Tennant (que, perto dos 70 anos, sabe claramente gerir a quantidade de energia a despender ao longo de mais de 90 minutos de concerto), ainda voltou a mudar de roupa e, já no final, ouviu-se finalmente ‘It’s a Sin’ (de 1987) e ‘Being Boring’ (1990). Foi um fecho apropriado e emocionante para um daqueles concertos em que quem conhece sai feliz, satisfeito por assistir aos temas que marcaram a sua vida; e em que quem não conhece vai-se embora com um sentimento de enorme respeito, e de vontade para saber mais destes mestres britânicos do synth pop.

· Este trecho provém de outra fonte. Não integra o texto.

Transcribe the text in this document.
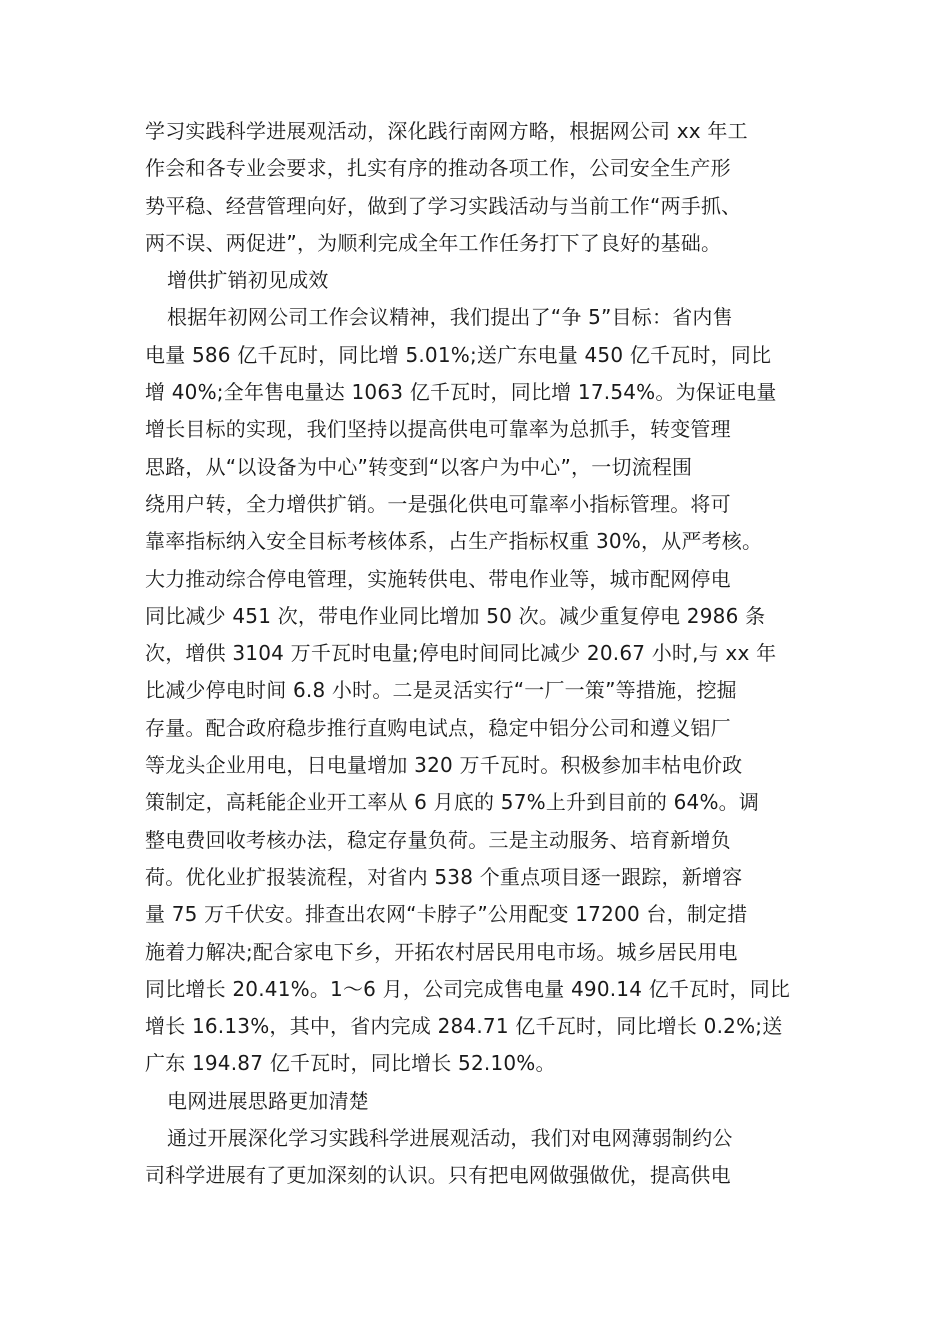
学习实践科学进展观活动，深化践行南网方略，根据网公司 xx 年工
作会和各专业会要求，扎实有序的推动各项工作，公司安全生产形
势平稳、经营管理向好，做到了学习实践活动与当前工作“两手抓、
两不误、两促进”，为顺利完成全年工作任务打下了良好的基础。
增供扩销初见成效
根据年初网公司工作会议精神，我们提出了“争 5”目标：省内售
电量 586 亿千瓦时，同比增 5.01%;送广东电量 450 亿千瓦时，同比
增 40%;全年售电量达 1063 亿千瓦时，同比增 17.54%。为保证电量
增长目标的实现，我们坚持以提高供电可靠率为总抓手，转变管理
思路，从“以设备为中心”转变到“以客户为中心”，一切流程围
绕用户转，全力增供扩销。一是强化供电可靠率小指标管理。将可
靠率指标纳入安全目标考核体系，占生产指标权重 30%，从严考核。
大力推动综合停电管理，实施转供电、带电作业等，城市配网停电
同比减少 451 次，带电作业同比增加 50 次。减少重复停电 2986 条
次，增供 3104 万千瓦时电量;停电时间同比减少 20.67 小时,与 xx 年
比减少停电时间 6.8 小时。二是灵活实行“一厂一策”等措施，挖掘
存量。配合政府稳步推行直购电试点，稳定中铝分公司和遵义铝厂
等龙头企业用电，日电量增加 320 万千瓦时。积极参加丰枯电价政
策制定，高耗能企业开工率从 6 月底的 57%上升到目前的 64%。调
整电费回收考核办法，稳定存量负荷。三是主动服务、培育新增负
荷。优化业扩报装流程，对省内 538 个重点项目逐一跟踪，新增容
量 75 万千伏安。排查出农网“卡脖子”公用配变 17200 台，制定措
施着力解决;配合家电下乡，开拓农村居民用电市场。城乡居民用电
同比增长 20.41%。1～6 月，公司完成售电量 490.14 亿千瓦时，同比
增长 16.13%，其中，省内完成 284.71 亿千瓦时，同比增长 0.2%;送
广东 194.87 亿千瓦时，同比增长 52.10%。
电网进展思路更加清楚
通过开展深化学习实践科学进展观活动，我们对电网薄弱制约公
司科学进展有了更加深刻的认识。只有把电网做强做优，提高供电
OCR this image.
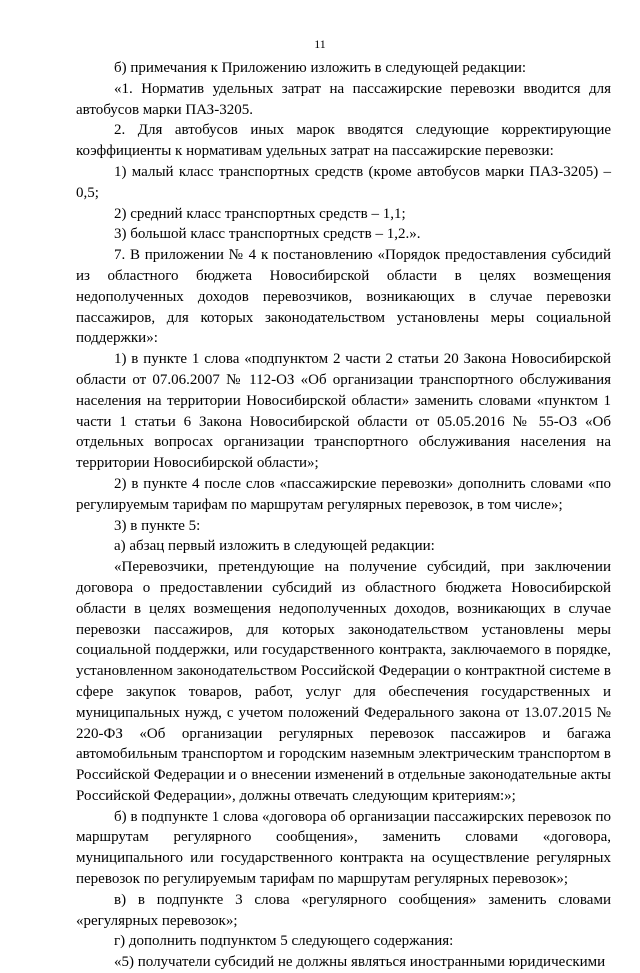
11

б) примечания к Приложению изложить в следующей редакции:

«1. Норматив удельных затрат на пассажирские перевозки вводится для автобусов марки ПАЗ-3205.

2. Для автобусов иных марок вводятся следующие корректирующие коэффициенты к нормативам удельных затрат на пассажирские перевозки:

1) малый класс транспортных средств (кроме автобусов марки ПАЗ-3205) – 0,5;

2) средний класс транспортных средств – 1,1;

3) большой класс транспортных средств – 1,2.».

7. В приложении № 4 к постановлению «Порядок предоставления субсидий из областного бюджета Новосибирской области в целях возмещения недополученных доходов перевозчиков, возникающих в случае перевозки пассажиров, для которых законодательством установлены меры социальной поддержки»:

1) в пункте 1 слова «подпунктом 2 части 2 статьи 20 Закона Новосибирской области от 07.06.2007 № 112-ОЗ «Об организации транспортного обслуживания населения на территории Новосибирской области» заменить словами «пунктом 1 части 1 статьи 6 Закона Новосибирской области от 05.05.2016 № 55-ОЗ «Об отдельных вопросах организации транспортного обслуживания населения на территории Новосибирской области»;

2) в пункте 4 после слов «пассажирские перевозки» дополнить словами «по регулируемым тарифам по маршрутам регулярных перевозок, в том числе»;

3) в пункте 5:

а) абзац первый изложить в следующей редакции:

«Перевозчики, претендующие на получение субсидий, при заключении договора о предоставлении субсидий из областного бюджета Новосибирской области в целях возмещения недополученных доходов, возникающих в случае перевозки пассажиров, для которых законодательством установлены меры социальной поддержки, или государственного контракта, заключаемого в порядке, установленном законодательством Российской Федерации о контрактной системе в сфере закупок товаров, работ, услуг для обеспечения государственных и муниципальных нужд, с учетом положений Федерального закона от 13.07.2015 № 220-ФЗ «Об организации регулярных перевозок пассажиров и багажа автомобильным транспортом и городским наземным электрическим транспортом в Российской Федерации и о внесении изменений в отдельные законодательные акты Российской Федерации», должны отвечать следующим критериям:»;

б) в подпункте 1 слова «договора об организации пассажирских перевозок по маршрутам регулярного сообщения», заменить словами «договора, муниципального или государственного контракта на осуществление регулярных перевозок по регулируемым тарифам по маршрутам регулярных перевозок»;

в) в подпункте 3 слова «регулярного сообщения» заменить словами «регулярных перевозок»;

г) дополнить подпунктом 5 следующего содержания:

«5) получатели субсидий не должны являться иностранными юридическими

Sentado ou de pé, ninguém vira as costas na altura de respeitar St. Vincent

Logo a seguir aos Pet Shop Boys, foi a vez de St. Vincent subir ao palco Vodafone para um dos concertos mais antecipados do festival, pelo menos para quem segue e acompanha o mundo do rock alternativo nos últimos dez anos. E se para muitos acabou por se tornar numa das melhores atuações do evento, outros preferiram sentar-se e ir divagando ao sabor da voz eletrizante da norte-americana.

Notícias ao Minuto St. Vincent apresentou temas de 'Daddy's Home', disco que conquistou o Grammy de Melhor Álbum de Música Alternativa de 2022© Hélio Carvalho/Notícias ao Minuto

St. Vincent (pseudónimo de Annie Clark) entrou logo a abrir, com ‘riffs’ fortes, uma presença intensa e uma banda pronta a desfazer-se pela sua música. O concerto começou logo com ‘Digital Witness’ (do seu álbum homónimo) e ‘Down’ (do mais recente ‘Daddy’s Home’) e, na primeira pausa, Clark desvendou o seu português perfeitamente ensaiado. “Boa noite, Porto. Estou muito feliz por estar aqui. O Porto é lindo, carago!”, exclamou, para uma salva de palmas que, agradecendo o esforço, pedia uma interjeição com um sabor mais nortenho.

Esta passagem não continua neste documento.